My question resulted from looking at my statistics all the way to Post #1. I was curious to see what articles were commanding the greatest attention and if there was a pattern.
Are you paying attention to your articles that are getting the most attention from consumers and which are resulting in calls or emails, or the ones that garner the most points (i.e., those that get featured). I would expect you are writing about the things that you enjoy, for not doing so takes away the enjoyment of blogging and expressing views and opinions.
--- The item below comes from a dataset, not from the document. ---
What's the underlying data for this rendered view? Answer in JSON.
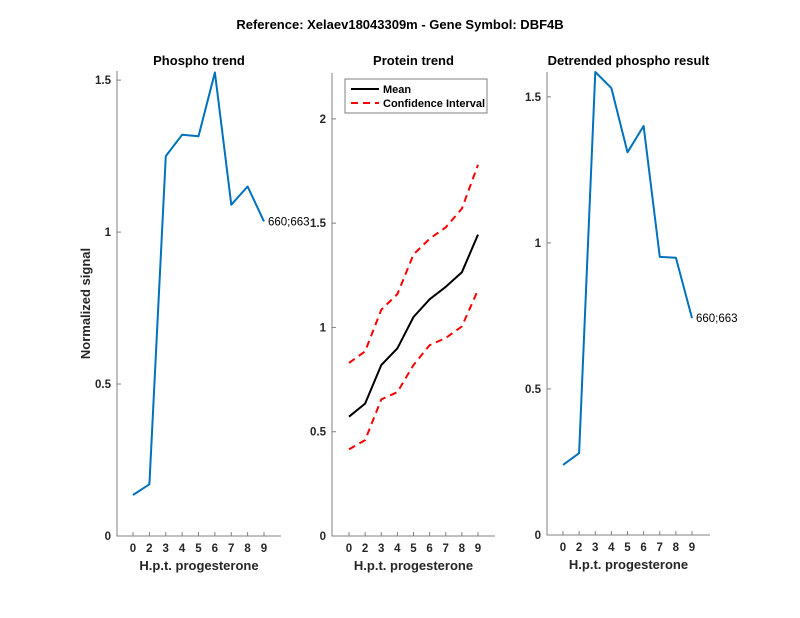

Is there value in writing for consumers? The statistics would suggest so. A few examples:
- Virtually every community article (San Marcos, Carlsbad, Cardiff, Encinitas, Encinitas) or post about a housing community (La Costa Greens, La Costa Ridge, San Elijo Hills) had thousands of clicks (not just views in the blog roll), in the range of 2500 to almost 11,000 for one very popular community. Exceptions were articles written in the last year or so tended to be in the 1500 to 3000 click range. Some of these got very few comments in contrast.
- Articles about buying, selling and those sorts of topics tended to garner 1000 - 3000 clicks.
- Market reports were usually showing 1000 - 2000 clicks (with fewer hits for more recent reports) so clearly there is consumer interest in having this information. Probably real estate folks too.
I don't know how these compare to other folks, and perhaps these numbers are not all that impressive. I was also curious about one consumer article on short sales back in 2007, to see how popular it was. Almost 39,000 clicks on that one, and many of the comments were from consumers which is not typical. Clearly this was, and remains, a popular topic.
The data supported what I had thought, that posts about housing, the market and communities were of greatest interest to readers, many of who I suspect are buyers and sellers. Yes, a number of articles written for the AR community got lots of hits, too. That's flattering, certainly, but the ones that are greatest interest are those that grab lots of consumer attention and provide what they actually are looking for.
Given we now know that "there are over 9 consumers hitting the site for every one member" (see Jonathan Washburn's terrific article from the other day) it pays to keep in mind what consumers might want. Yep, you can get lots of points for writing articles that get featured, but those may not be the big point earners if one considers clicks.
Why not take a look at YOUR statistics - the link is on the LEFT hand side of your blog on your profile page under your Points Summary.
What are YOUR big click earners? What article yielded the most clicks. Why not share it hear - it might be interesting for all to see.